Llamado camino de perfección, edición 1588

Ana de Mendoza y de la Cerda, 
princesa de Éboli (1540 - 1592)
Las señoras de la corte pidiéronle ese libro para conocerlo, y lo prestó ella a la duquesa de Alba y a doña Luisa Mascareñas. Esta lo leía sola; pero había en la corte una dama, la princesa de Evoli, delgada, menudita, fina, movediza, vivaz y graciosísima, que era a la manera de un vistoso colibrí, la única persona que desarrugaba el ceño de Felipe II, llevando como un rayo de sol a aquel carácter lóbrego como una caverna. Y esa señora, al ver que doña Luisa Mascareñas y la duquesa de Alba admiraban a la monja que escribía y que iba de ciudad en ciudad y de aldea en aldea fundando conventos, creyó deber imitar a esas otras damas de la nobleza y se hizo amiga de la fundadora, a quien perturbaba con sus revolteos de faldas y con la mirada brillantísima de sus ojos, que para mayor gracia eran uno azul y el otro negro. Deseó conocer la vida de la santa, que le dio su libro, y a las cuatro o cinco páginas se cansó de la lectura, abandonándolo a los pajes, que se reían del manuscrito. La de Evoli sintió capricho por fundar algún convento ella también, y aunque a Santa Teresa le era poco simpática, accedió a que le ayudara a fundar un convento de su orden en el pueblo de Pastrana. Murió el paciente marido de la de Evoli, llamado Ruy Gómez de Silva, y su viuda se entregó al mayor dolor y entró en el convento. Santa Teresa exclamó: «Monja la princesa, se acabó el convento». La de Evoli púsose ceniza en la cabeza el primer día y lloró desesperada; el segundo se lo pasó en el locutorio, y al tercero ya exigía que las monjas le hablaran puestas de rodillas, porque ella era de alta alcurnia.
Santa Teresa rompió sus relaciones con la de Evoli. Esta, en venganza, la denunció a la Inquisición, culpándola de actos heréticos, y así fue como la mujer más notable que ha tenido la Iglesia católica estuvo sufriendo bajo el poder inquisitorial no menos de nueve años, hasta que por fin reconocieron su inocencia. Había adquirido tanta fama como propagandista, que a tiempo de producirse la lucha entre las carmelitas calzadas y las descalzas, un nuncio, hablando de Santa Teresa, dijo que iba en devaneos por el mundo.

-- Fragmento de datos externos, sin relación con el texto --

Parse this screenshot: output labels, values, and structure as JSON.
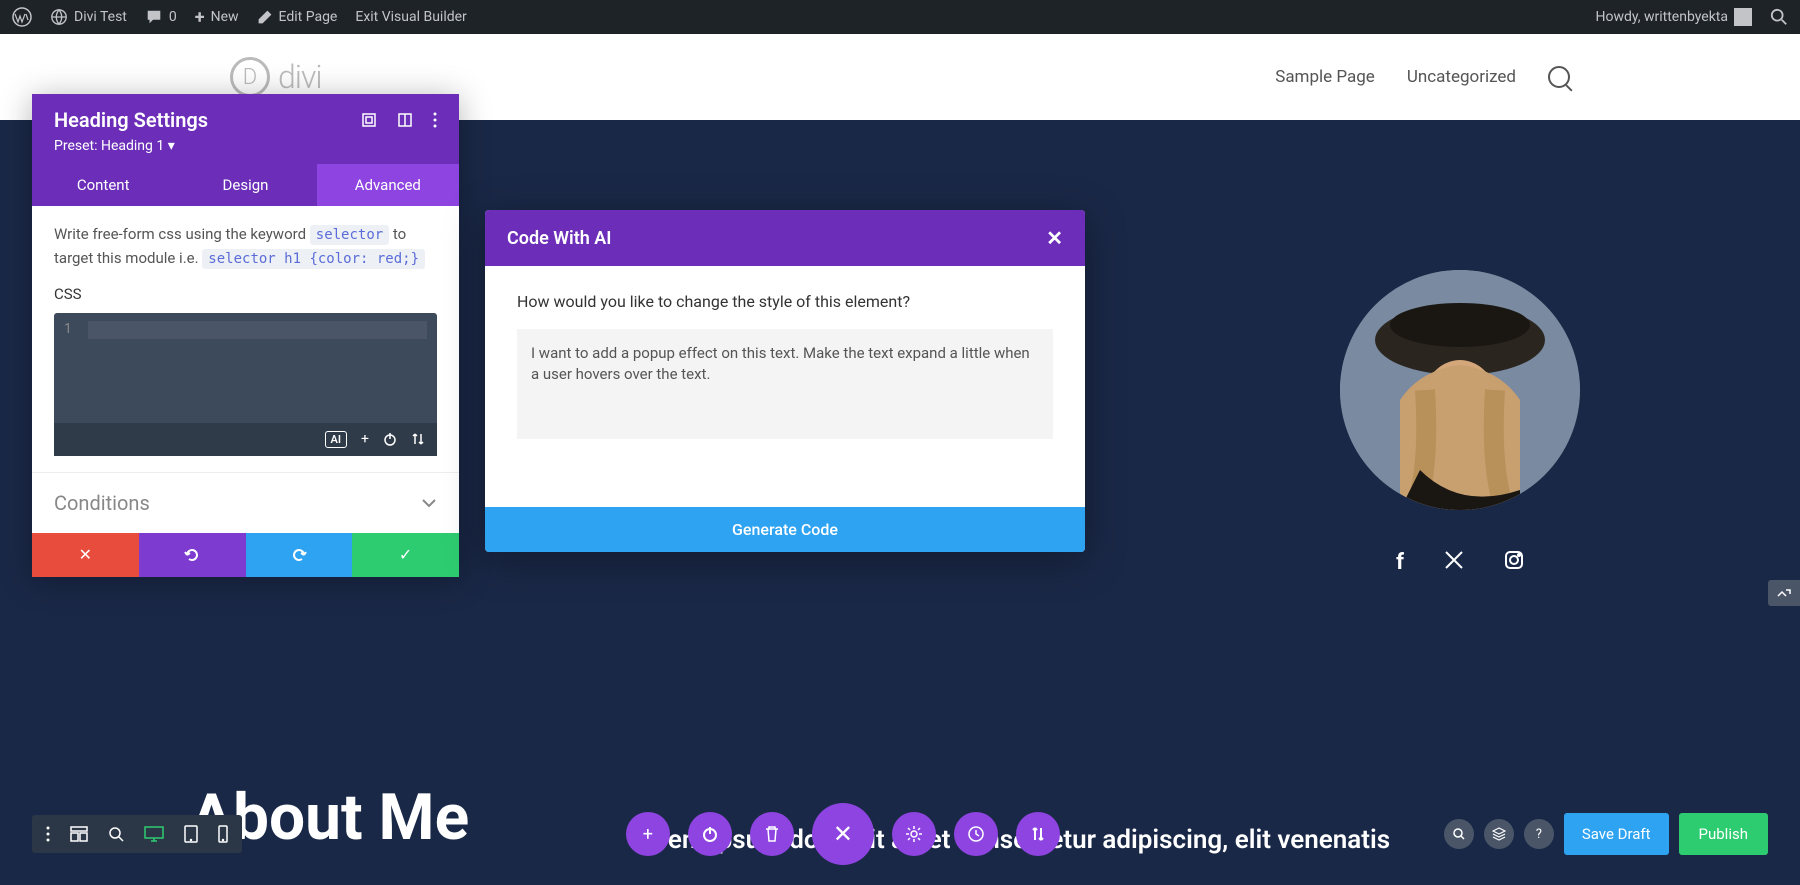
{
  "wp_bar": {
    "site_name": "Divi Test",
    "comments": "0",
    "new": "New",
    "edit_page": "Edit Page",
    "exit_vb": "Exit Visual Builder",
    "howdy": "Howdy, writtenbyekta"
  },
  "site_header": {
    "logo_text": "divi",
    "nav": {
      "sample": "Sample Page",
      "uncategorized": "Uncategorized"
    }
  },
  "settings_panel": {
    "title": "Heading Settings",
    "preset": "Preset: Heading 1",
    "tabs": {
      "content": "Content",
      "design": "Design",
      "advanced": "Advanced"
    },
    "help_pre": "Write free-form css using the keyword ",
    "help_mid": " to target this module i.e. ",
    "code1": "selector",
    "code2": "selector h1 {color: red;}",
    "css_label": "CSS",
    "line1": "1",
    "ai_badge": "AI",
    "conditions": "Conditions"
  },
  "ai_modal": {
    "title": "Code With AI",
    "question": "How would you like to change the style of this element?",
    "input_value": "I want to add a popup effect on this text. Make the text expand a little when a user hovers over the text.",
    "generate": "Generate Code"
  },
  "hero": {
    "heading": "About Me",
    "lorem": "Lorem ipsum dolor sit amet consectetur adipiscing, elit venenatis"
  },
  "builder_bar": {
    "save_draft": "Save Draft",
    "publish": "Publish"
  }
}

Otro gran amigo de la santa fue San Juan de la Cruz, poeta eminente del catolicismo.
Diré como lo conoció: quería la Madre Teresa hacer una fundación de hombres. Un día se presentaron a ella dos frailes. El uno era grande, alto, fornido, pudiera decirse que gigante de los frailes; el otro, por el contrario, chico y menudo, sonrosado, de rostro soñador. Era aquel fraile grande Eveti; el otro San Juan de la Cruz, y al comunicarles sus deseos, exclamó la santa: «Ya tengo fraile y medio».

San Juan de la Cruz y Santa Teresa de Jesús

Santa Teresa quería a Juan de la Cruz como madre amantísima, era mucho mayor que él; el fraile la adoraba con pasión férvida, ideal y divina. Y a tal punto, que cuando estaba perseguido y encerrado en los calabozos de la Inquisición de Toledo, recordaba siempre, en medio de sus tormentos, a su santa, y preguntaba si ella había sido también perseguida.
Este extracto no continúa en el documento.